Other nonfiction books I can recommend are these:

• “Jedediah Smith: No Ordinary Mountain Man” by Barton H. Barbour, a biography that takes a look at Jedediah Smith’s views of American Indians, Mexicans in California, and Hudson’s Bay Company competitors.

• “Shaping the West: American Sculptors of the 19th Century” features the work of Augustus Saint-Gaudens, Solon Borglum, Hermon Atkins MacNeil, Charles M. Russell and Fredrick Remington. The book is published through the Petrie Institute of Western American Art.

• “Grand Procession: Contemporary Artistic Visions of American Indians” is a richly illustrated volume by Lois Sherr Dubin. From a heritage rooted in dolls and ledger-book drawings, comes a fresh and exciting sculptural art featuring human and animal figures. Typically around 2-feet tall and meticulously clothed in elaborate beded and quilled ceremonial dress, the figures emulate Plains and Plateau traditions of the mid-19th to early 20th centuries. This book highlights the premier collection of these figures, the Dyker Collection at the Denver Art Museum, which is comprised of figures created by five award-winning Indian women artist – Rhonda Holy Bear (Lakota), Jame Ikuma (Luiseno) and the Growing Thunder family (Assiniboine-Sioux): Joyce Growing Thunder, her daughter Juanita Growing Thunder Fogarty, and granddaughter Jessica Growing Thunder.

• A stagecoach ride at Madison Square Garden in New York City convinced Larry Larom he wanted to live in the West.

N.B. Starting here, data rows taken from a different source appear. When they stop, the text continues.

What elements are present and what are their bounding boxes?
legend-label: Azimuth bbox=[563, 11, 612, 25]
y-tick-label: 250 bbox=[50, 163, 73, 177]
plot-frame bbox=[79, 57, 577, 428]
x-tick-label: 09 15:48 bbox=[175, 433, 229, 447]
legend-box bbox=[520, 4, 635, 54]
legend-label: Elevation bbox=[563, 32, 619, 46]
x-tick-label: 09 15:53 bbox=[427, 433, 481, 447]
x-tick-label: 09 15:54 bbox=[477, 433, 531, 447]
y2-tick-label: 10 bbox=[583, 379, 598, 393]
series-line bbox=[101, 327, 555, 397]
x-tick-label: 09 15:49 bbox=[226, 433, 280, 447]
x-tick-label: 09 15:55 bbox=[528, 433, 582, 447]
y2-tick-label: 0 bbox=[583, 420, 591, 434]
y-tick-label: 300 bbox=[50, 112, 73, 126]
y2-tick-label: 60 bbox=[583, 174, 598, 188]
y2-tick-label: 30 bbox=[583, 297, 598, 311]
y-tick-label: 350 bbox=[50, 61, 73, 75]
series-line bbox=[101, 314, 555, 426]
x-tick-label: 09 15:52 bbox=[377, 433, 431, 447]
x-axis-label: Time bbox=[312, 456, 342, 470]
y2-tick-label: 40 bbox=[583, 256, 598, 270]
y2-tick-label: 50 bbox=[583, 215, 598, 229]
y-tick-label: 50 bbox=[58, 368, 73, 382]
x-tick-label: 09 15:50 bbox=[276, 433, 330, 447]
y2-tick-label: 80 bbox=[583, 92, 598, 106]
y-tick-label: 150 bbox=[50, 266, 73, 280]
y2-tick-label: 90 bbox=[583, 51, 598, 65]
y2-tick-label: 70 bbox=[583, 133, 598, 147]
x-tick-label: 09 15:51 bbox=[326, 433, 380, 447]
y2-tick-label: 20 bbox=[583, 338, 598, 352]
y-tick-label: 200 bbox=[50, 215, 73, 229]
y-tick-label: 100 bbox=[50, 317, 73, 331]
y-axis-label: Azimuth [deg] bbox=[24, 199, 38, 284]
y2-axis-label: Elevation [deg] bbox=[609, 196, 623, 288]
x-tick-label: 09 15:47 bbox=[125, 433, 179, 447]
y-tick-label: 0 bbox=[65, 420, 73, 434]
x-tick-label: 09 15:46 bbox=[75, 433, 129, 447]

He visited Jim McLaughlin’s Valley Ranch, located along the South Fork of the Shoshone River west of Cody, Wyo., and ultimately abandoned his life in New York to become a dude rancher. “Dude Ranching in Yellowstone Country: Larry Larom and Valley Ranch” by W. Hundson Kensel, is a history of the ranch that includes information from Larom’s personal papers as well as reminiscences from Cody area residents and people who visited Valley Ranch during Larom’s ownership.

If you’d rather be reading some traditional fiction here are some choices to consider.

• “Gunman from Rawhide” by Todhunter Ballard includes the novellas “Gunman from Rawhide” and “Deadmen’s Gold.”

• “Desert Rider” by Ray Hogan has two novellas, “Desert Rider” and “The Outside Gun” written in traditional style with compelling characters.

• “Singing Wires” by L. P. Holmes first appeared as a four-part serial in Ranch Romances in 1950 and 1951. In the story Clay Roswell loses his outfit to a pair of brothers before he can join the Pony Express, but later meets up with them when he signs on to string telegraph line cross the country.